Luoghi Etruschi

Per il pubblico che ama la letteratura di viaggio di alto valore letterario, la nuova edizione di un classico introvabile.

D.H. Lawrence esplora gli antichi mondi etrusco e romano contrapponendo la gioia di vivere etrusca, da lui prediletta, alla forza e alla potenza del futuro Impero Romano

«In questo viaggio che porta Lawrence ad attraversare l'Etruria fino a Volterra si ritrova una scrittura piacevole da grande narratore di viaggio».
la Repubblica

L’interesse di D.H. Lawrence per il mondo etrusco non si esaurisce in una visione puramente archeologica: anzi, al contrario, l’universo.

L'OPERA

Questa cronaca di viaggio, compiuto tra marzo e aprile del 1927 negli antichi luoghi di sepoltura etrusca dell’Italia centrale con l’amico, il conte Henry Brewster, rispecchia il senso di religiosità diffusa tipico del pensiero di alcune opere di Lawrence, che unisce uomo e natura in un impeto selvaggio.

Per Lawrence gli Etruschi erano un popolo con un atteggiamento positivo verso la vita nel loro rifiuto di cedere alla malinconia. Nelle tombe coglieva la testimonianza di una realtà felice e spensierata, in cui la morte appare come una continuazione del meraviglioso viaggio della vita, colmo di percezioni e di piaceri: «Poiché la vita sulla terra era così bella, la vita sottoterra non poteva esserne che la continuazione».

Del misterioso popolo lo affascina innanzitutto la gioia di vivere, la genuinità naturale, l’istintualità non ancora viziata dall’intellettualismo, tutte qualità che egli contrappone polemicamente alla viziata volontà di potenza romana e al vuoto estetismo greco, compiendo così, all’interno del mondo classico, una scelta di campo che riflette pienamente la sua poetica.

COME COMINCIA

Gli etruschi, lo sanno tutti, erano il popolo che occupava l’Italia centrale ai tempi della prima Roma e che i romani, da buoni vicini come sempre annientarono per far posto a una Roma con la «erre» maiuscola. Non li avrebbero sterminati tutti, ce n’erano troppi, ma riuscirono a cancellarli come nazione e come popolo.
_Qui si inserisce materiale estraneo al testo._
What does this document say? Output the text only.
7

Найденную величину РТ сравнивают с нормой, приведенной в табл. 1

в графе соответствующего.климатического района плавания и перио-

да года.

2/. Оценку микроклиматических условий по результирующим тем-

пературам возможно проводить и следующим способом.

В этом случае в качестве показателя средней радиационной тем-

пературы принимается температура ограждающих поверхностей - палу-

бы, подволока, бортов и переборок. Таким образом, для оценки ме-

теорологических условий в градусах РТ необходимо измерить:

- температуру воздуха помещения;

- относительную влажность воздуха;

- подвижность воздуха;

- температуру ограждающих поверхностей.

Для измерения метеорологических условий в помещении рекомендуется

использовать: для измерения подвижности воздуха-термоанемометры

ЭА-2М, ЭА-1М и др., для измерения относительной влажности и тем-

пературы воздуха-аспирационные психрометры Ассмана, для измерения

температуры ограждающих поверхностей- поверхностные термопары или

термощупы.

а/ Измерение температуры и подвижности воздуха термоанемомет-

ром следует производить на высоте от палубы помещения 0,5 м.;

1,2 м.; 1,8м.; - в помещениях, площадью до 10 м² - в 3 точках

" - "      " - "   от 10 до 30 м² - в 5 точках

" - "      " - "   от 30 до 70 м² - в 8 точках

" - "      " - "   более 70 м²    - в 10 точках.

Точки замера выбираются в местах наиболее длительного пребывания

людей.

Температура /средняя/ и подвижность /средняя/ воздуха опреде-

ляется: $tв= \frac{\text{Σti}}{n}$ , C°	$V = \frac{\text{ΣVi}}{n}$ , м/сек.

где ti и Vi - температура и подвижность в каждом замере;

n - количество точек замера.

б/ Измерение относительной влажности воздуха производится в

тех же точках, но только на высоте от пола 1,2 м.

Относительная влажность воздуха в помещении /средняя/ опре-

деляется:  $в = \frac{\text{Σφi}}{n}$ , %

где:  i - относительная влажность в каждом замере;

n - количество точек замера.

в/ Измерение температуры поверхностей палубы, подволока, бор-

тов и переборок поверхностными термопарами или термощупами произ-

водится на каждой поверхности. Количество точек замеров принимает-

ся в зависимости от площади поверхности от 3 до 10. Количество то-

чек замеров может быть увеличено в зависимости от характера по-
Fu l’inevitabile risultato di un espansionismo con la «e» maiuscola, la sola ragion d’essere di gente come i romani.

Degli etruschi non sappiamo niente tranne quello che abbiamo trovato nelle loro necropoli. Ne fanno qualche accenno gli scrittori latini, ma per una conoscenza di prima mano abbiamo soltanto le tombe. Non resta perciò che andare alle tombe e ai musei che ne conservano i reperti.
Quanto a me, la prima volta che ho osservato con attenzione delle cose etrusche, nel Museo di Perugia, sono stato subito attratto. Con gli etruschi pare che succeda sempre così: o c’è immediata simpatia, o disprezzo e indifferenza altrettanto immediati.

Moltissima gente disprezza tutto quello che di non greco c’è stato prima di Cristo, perché vorrebbero che fosse greco anche se non lo è. Così l’arte etrusca viene minimizzata come una pallida imitazione greco-romana e un grande scienziato della storia come Mommsen a malapena ammette che gli etruschi siano esistiti. Gli erano antipatici: il prussiano in lui era affascinato piuttosto dallo spirito prussiano di Roma, alla conquista di tutto. Così questo grande scienziato della storia arriva quasi a negare l’esistenza stessa del popolo etrusco: non gli piaceva pensarci, e tanto bastò.

Del resto gli etruschi erano malvagi: lo sappiamo perché lo dicevano i loro nemici, proprio come sappiamo delle inaudite crudeltà dei nostri nemici nell’ultima guerra. Ma chi non è crudele con il nemico?